A fair coin will be tossed until a heads results. You will then be paid $2^{n-1}$ dollars where $n$ equals the number of flips. Now why is the expected pay out infinite? $$ \sum_{n \geq 1} (\frac{1}{2^n})2^{n-1} = \sum_{n \geq 1} \frac{2^{n-1}}{2^n} $$ Why does this give the payout? The payout shouldn't be infinite, it should be a potential infinity. For example, if I flip the coin once and it is a tails, then I will receive two dollars for certain. On the second flip there is a $25$ percent chance that I will receive a minimum of $4$ dollars. but a $75$ percent chance that I will receive only two dollars. And so on as the chances of receiving more money decreases and eventually approaches $0$.
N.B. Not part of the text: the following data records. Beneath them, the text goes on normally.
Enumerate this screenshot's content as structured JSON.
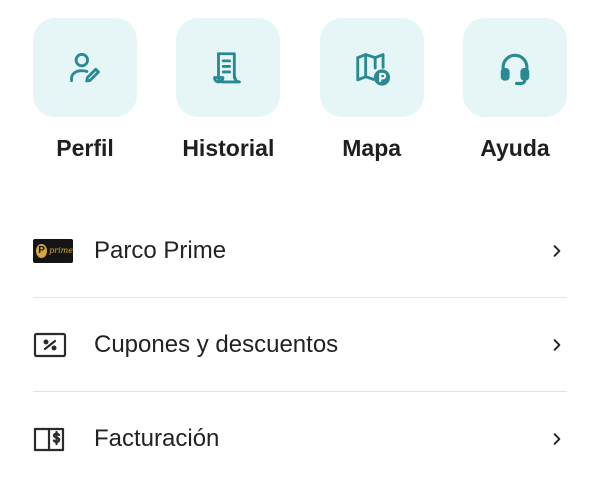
{
  "colors": {
    "accent": "#2a8a93",
    "tile_bg": "#e6f6f7",
    "prime_gold": "#d7a93c"
  },
  "shortcuts": [
    {
      "label": "Perfil",
      "icon": "user-edit-icon"
    },
    {
      "label": "Historial",
      "icon": "receipt-icon"
    },
    {
      "label": "Mapa",
      "icon": "map-parking-icon"
    },
    {
      "label": "Ayuda",
      "icon": "headset-icon"
    }
  ],
  "menu": {
    "items": [
      {
        "label": "Parco Prime",
        "icon": "parco-prime-badge",
        "badge_letter": "P",
        "badge_text": "prime"
      },
      {
        "label": "Cupones y descuentos",
        "icon": "coupon-percent-icon"
      },
      {
        "label": "Facturación",
        "icon": "invoice-icon"
      }
    ]
  }
}
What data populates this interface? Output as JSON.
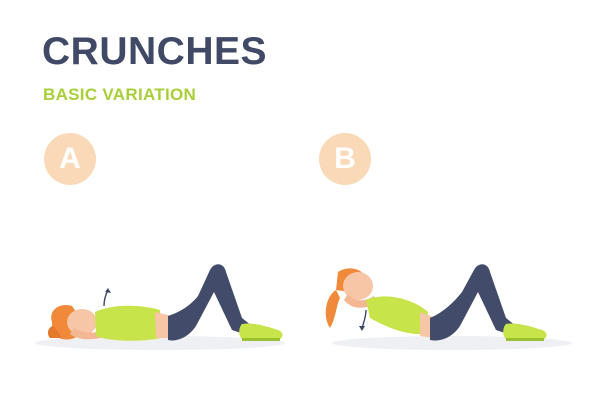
{
  "title": "CRUNCHES",
  "subtitle": "BASIC VARIATION",
  "steps": [
    {
      "label": "A"
    },
    {
      "label": "B"
    }
  ],
  "colors": {
    "title": "#404a66",
    "accent": "#a8cf3a",
    "badge": "#f9d9b7",
    "leggings": "#424c6a",
    "top": "#c7e44a",
    "skin": "#f6c6a6",
    "hair": "#f08a3a",
    "floor_shadow": "#eef0f3"
  },
  "icons": {
    "figure_a": "woman-lying-crunch-start",
    "figure_b": "woman-crunch-raised",
    "arrow_a": "up-arrow-icon",
    "arrow_b": "down-arrow-icon"
  }
}
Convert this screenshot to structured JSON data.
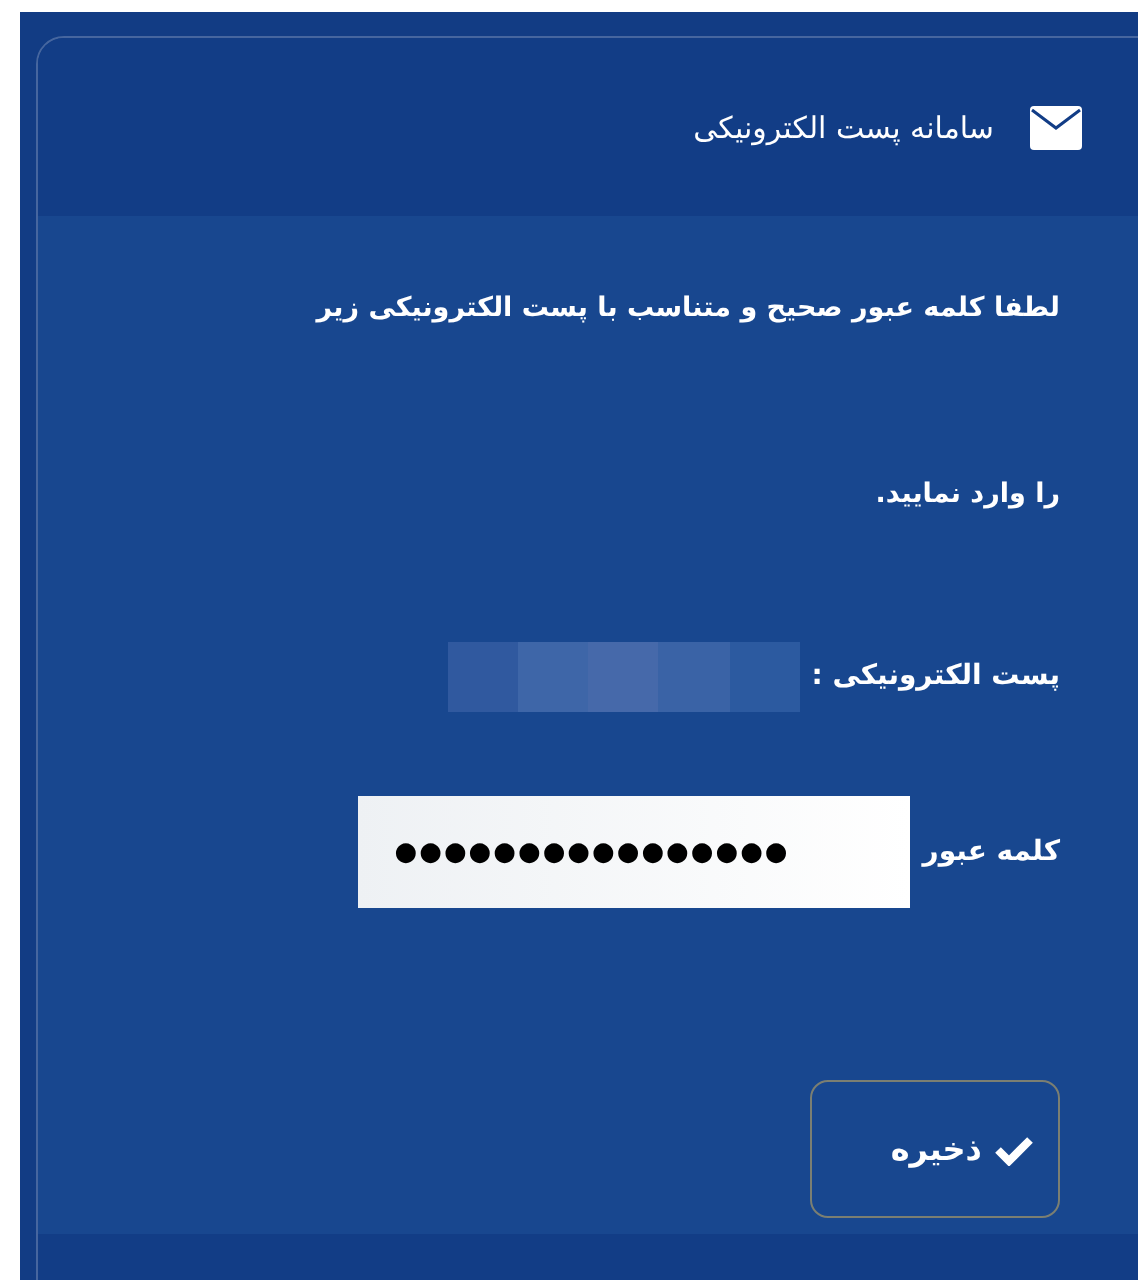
{
  "panel": {
    "title": "سامانه پست الکترونیکی"
  },
  "instructions": [
    "لطفا کلمه عبور صحیح و متناسب با پست الکترونیکی زیر",
    "را وارد نمایید."
  ],
  "email": {
    "label": "پست الکترونیکی :",
    "redacted": true
  },
  "password": {
    "label": "کلمه عبور",
    "value": "●●●●●●●●●●●●●●●●"
  },
  "save_button": {
    "label": "ذخیره"
  }
}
Why then is it suggested that an investor pay any amount of money for such an opportunity?
Source: A Brief History of the Paradox, Philosophy and Labyrinths of the Mind
Obviously this appears false by intuition, but I'd like to know the argument for the paradox; why one would pay a trillion dollars to enter such a game. The argument just seems far too fallacious to me.
How many times would one have to play? After almost twenty thousand plays, we are still making less than 8 dollars. IF every twenty thousand plays we increased our winnings by 8 dollars, we would have to play hundreds of billions of times just to start to have an average earnings equal to one trillion... we'd run out of time in the universe it seems...
Edit I am curious, however, if the overall slope of the simulation data would remain consistent, if so why? If not, why? What accounts for the vertical jumps we see occurring less and less often? Why do they occur at all?